Course schedule | Required learning | |
---|---|---|
Class 1 | Introduction | To understand stability problems in geotechnical engineering |
Class 2 | Governing equations for soil-water coupled problems | To understand derivation of soil-water coupled governing equations |
Class 3 | Finite element modelling (Weak-form of governing equations) | To understand weak form of the governing equations |
Class 4 | Finite element modelling (Discitisation in space and time domains and specification of boundary conditions) | To understand discitisation in space and time domains and specification of boundary conditions |
Class 5 | Soil behaviour and modelling (Real soil behaviour / simple elasto-plastic models) | To understand real soil behaviour and simple elasto-plastic models |
Class 6 | Soil behaviour and modelling 1 (Cam-clay model) | To understand Cam-clay model |
Class 7 | Soil behaviour and modelling 2 (Cam-clay model) | To understand Cam-clay model |
Class 8 | Consolidation analysis (Parameter determination) | To understand parameter determination for consolidation problems |
Class 9 | Consolidation analysis (Calculation examples) | To understand consolidation analysis |
Class 10 | Dynamic response analysis 1 | To understand dynamic response analysis |
Class 11 | Dynamic response analysis 2 | To understand dynamic response analysis |
Class 12 | Stability analysis using finite element method | To understand stability analysis using finite element method |
Class 13 | Material point method | To understand material point method |
Class 14 | Construction site visit | To understand recent construction technologies |
To enhance effective learning, students are encouraged to spend approximately 100 minutes preparing for class and another 100 minutes reviewing class content afterwards (including assignments) for each class.
They should do so by referring to textbooks and other course material.
Handouts will be provided by the instructors.

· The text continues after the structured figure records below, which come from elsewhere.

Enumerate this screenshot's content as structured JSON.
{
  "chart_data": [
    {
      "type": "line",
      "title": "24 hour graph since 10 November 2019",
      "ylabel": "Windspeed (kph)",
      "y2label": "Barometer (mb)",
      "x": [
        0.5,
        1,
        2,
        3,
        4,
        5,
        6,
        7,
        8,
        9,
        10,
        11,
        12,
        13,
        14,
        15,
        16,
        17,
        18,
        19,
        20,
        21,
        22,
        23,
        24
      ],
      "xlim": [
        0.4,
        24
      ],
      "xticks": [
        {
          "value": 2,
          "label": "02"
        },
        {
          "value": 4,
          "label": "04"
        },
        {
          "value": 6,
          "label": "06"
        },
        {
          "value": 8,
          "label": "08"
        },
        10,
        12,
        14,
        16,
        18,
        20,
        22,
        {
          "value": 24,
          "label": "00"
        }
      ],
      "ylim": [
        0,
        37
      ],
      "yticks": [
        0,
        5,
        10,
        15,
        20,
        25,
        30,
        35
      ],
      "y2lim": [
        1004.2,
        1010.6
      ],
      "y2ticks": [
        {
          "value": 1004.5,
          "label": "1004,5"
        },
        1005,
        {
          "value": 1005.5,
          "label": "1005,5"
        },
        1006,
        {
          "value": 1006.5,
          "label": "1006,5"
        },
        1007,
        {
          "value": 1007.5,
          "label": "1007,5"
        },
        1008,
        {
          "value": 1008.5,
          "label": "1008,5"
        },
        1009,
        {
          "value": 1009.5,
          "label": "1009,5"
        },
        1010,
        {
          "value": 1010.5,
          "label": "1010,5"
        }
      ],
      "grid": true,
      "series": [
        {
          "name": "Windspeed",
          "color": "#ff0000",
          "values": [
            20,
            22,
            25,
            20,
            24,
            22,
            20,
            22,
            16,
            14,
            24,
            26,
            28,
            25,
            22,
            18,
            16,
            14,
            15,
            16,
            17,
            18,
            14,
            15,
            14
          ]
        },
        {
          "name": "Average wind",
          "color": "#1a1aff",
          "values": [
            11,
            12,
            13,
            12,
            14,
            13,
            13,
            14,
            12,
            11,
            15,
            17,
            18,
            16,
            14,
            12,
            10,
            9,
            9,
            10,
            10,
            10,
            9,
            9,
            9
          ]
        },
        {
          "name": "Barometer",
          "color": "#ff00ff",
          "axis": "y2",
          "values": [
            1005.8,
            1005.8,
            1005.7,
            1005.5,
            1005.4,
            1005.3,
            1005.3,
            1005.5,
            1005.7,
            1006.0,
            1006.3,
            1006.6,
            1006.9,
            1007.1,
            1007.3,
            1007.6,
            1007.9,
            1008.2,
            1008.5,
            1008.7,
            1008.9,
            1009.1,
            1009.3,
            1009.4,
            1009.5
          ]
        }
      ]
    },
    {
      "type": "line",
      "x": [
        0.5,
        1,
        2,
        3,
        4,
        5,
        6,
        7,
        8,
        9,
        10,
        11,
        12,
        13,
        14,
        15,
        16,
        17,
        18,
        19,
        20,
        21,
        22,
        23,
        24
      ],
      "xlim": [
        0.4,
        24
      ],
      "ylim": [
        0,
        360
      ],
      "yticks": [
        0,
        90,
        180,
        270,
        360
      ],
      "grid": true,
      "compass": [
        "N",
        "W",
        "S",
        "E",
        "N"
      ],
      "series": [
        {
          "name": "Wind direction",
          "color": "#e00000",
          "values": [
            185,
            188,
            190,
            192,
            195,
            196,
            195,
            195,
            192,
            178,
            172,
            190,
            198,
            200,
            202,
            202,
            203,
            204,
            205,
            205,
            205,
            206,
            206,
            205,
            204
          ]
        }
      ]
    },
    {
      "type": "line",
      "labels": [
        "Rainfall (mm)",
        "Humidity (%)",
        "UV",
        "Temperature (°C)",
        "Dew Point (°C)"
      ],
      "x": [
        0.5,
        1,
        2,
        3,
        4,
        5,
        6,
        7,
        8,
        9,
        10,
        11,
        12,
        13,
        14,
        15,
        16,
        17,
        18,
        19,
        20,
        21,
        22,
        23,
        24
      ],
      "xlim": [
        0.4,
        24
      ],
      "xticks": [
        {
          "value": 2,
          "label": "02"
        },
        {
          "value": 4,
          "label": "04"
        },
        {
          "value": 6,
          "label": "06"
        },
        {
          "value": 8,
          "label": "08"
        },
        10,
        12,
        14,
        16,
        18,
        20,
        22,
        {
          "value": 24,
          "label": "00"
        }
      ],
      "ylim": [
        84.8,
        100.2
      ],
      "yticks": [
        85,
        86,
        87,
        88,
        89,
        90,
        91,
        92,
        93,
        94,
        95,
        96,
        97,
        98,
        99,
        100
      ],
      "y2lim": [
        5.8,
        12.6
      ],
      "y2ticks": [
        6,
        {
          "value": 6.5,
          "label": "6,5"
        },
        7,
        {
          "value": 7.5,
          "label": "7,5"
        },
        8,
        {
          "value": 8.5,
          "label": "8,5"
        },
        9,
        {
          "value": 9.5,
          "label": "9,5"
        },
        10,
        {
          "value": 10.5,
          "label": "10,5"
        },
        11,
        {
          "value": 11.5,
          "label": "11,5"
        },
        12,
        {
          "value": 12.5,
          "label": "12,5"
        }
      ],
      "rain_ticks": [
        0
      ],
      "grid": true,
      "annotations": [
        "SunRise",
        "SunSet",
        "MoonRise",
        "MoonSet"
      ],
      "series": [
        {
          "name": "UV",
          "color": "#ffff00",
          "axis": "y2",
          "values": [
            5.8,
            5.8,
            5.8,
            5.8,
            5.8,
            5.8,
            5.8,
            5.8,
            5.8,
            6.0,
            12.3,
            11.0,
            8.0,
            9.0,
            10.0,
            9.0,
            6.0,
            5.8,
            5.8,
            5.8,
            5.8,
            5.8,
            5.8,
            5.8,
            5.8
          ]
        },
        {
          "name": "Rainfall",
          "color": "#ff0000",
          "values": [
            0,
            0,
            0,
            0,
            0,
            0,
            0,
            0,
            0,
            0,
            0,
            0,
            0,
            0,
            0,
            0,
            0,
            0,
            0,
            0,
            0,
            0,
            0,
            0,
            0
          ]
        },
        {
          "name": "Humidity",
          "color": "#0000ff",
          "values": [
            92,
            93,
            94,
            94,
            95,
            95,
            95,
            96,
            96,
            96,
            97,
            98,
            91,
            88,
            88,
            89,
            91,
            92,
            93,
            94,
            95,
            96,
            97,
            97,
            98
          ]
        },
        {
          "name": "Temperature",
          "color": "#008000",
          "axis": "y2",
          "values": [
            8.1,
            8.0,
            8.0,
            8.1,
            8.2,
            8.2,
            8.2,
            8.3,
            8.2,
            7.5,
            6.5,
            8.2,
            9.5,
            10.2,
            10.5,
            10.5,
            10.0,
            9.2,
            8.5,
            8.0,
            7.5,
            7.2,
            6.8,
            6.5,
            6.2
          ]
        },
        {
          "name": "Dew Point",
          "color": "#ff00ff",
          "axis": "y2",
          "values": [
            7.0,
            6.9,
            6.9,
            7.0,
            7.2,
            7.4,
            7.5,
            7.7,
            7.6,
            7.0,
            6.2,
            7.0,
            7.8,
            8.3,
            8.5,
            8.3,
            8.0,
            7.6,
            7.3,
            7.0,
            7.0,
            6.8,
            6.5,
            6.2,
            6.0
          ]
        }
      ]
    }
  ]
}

For finite element analysis in geotechnical engineering:
D.M. Potts & L. Zdravkovic (1999) Finite element analysis in geotechnical engineering - Theory, Thomas Telford
O.C. Zienkiewicz, A.H.C. Chan, M. Pastor, B.A. Schrefler & T. Shiomi (1999) Computional geomechanics - with special reference to earthquake engineering, John Wiley & Sons
Assignments (80%) and attendance (20%)
No prerequisites are necessary, but enrollment in the related courses is desirable.